The Faerie Path
- Author: Frewin Jones
- Language: English
- Genre: Young adult Fantasy
- Publisher: Eos/HarperCollins
- Publication date: February 6, 2007
- Publication place: United Kingdom
- Media type: Print (hardcover and paperback)
- Pages: 320
- ISBN: 978-0-06-087102-4
- OCLC: 70659892
- LC Class: PZ7.J71 Fae 2007
- Followed by: The Lost Queen

= The Faerie Path =

2007 fantasy novel by Frewin Jones

The Faerie Path is the first novel in a six-book series by the British author Frewin Jones. The story follows Anita Palmer, a teenager from two different parallel universes, and her struggle to maintain both lives.

==Plot==
On the eve of her sixteenth birthday, Anita has an accident and ends up in hospital with her boyfriend Evan. To brighten her mood, at midnight her parents give her one of her presents, one sent to her by mail with no return address: it is a beautiful book, but the pages are blank.
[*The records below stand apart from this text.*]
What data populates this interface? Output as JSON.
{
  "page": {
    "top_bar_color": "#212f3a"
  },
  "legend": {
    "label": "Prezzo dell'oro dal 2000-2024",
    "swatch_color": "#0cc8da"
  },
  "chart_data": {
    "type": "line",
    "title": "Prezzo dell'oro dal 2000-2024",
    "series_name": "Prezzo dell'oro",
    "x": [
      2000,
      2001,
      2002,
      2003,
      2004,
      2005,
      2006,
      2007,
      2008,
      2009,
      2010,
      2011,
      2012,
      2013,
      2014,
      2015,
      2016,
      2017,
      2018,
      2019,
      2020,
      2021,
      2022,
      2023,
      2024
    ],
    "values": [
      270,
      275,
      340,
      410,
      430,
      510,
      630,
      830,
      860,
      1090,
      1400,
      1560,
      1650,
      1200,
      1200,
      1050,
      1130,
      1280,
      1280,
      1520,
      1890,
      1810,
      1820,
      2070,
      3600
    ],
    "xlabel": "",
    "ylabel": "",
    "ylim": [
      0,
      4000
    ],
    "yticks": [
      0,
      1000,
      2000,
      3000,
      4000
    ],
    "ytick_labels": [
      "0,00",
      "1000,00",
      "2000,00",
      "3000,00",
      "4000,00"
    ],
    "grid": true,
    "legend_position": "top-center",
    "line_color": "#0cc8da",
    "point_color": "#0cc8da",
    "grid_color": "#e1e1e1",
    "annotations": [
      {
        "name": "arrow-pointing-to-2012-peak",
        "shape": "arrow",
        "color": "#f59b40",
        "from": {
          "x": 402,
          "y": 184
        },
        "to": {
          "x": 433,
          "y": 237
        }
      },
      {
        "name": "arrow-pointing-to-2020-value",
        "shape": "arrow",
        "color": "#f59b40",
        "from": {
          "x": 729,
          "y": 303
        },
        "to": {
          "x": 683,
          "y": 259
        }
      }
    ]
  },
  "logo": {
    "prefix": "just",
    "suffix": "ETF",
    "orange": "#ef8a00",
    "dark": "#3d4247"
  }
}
Anita explores the book, which suddenly has a story written inside. It tells about a lost princess, the seventh of seven daughters, who has become trapped in the Mortal World on her sixteenth birthday, the night before she was to marry Lord Gabriel Drake. Suddenly Anita grows wings and she flies out of the window, above London. Suddenly, her wings wither away and she falls. Found in the hospital bathroom by a nurse, she is returned to her bed, still worried about Evan not waking. The nurse brings Anita a gift addressed to her, from Evan's belongings. The gift is a necklace that she quickly puts around her neck. She fell asleep, and when she woke up, Evan is gone. A ghostly image appears to Anita, the image of Gabriel Drake, calling her to follow him. Anita followed Lord Drake out onto a balcony where he urges her to focus strongly on him so that she can reach him. Anita tries her hardest to focus on him and suddenly their hands meet in the air. Lord Drake pulls Anita from the Mortal realm presents her to her father: as it turns out, Anita is also Tania, the seventh child of Oberon and Titania, king and queen of fairyland.

==Reception==
The Faerie Path was viewed as a "floral Faerie tale may unspool at a measured pace, but girls will likely take to Anita. ... A well-executed reference to Romeo and Juliet gives the finale a bit more punch than most fantasy romances" and a "well-paced style that will communicate with today’s readers." It was rated as a book with good Christian values by Squeaky Clean Reviews who also found the "revelation of the villains horribly predictable." It was recommended for readers who enjoy romance and adventure.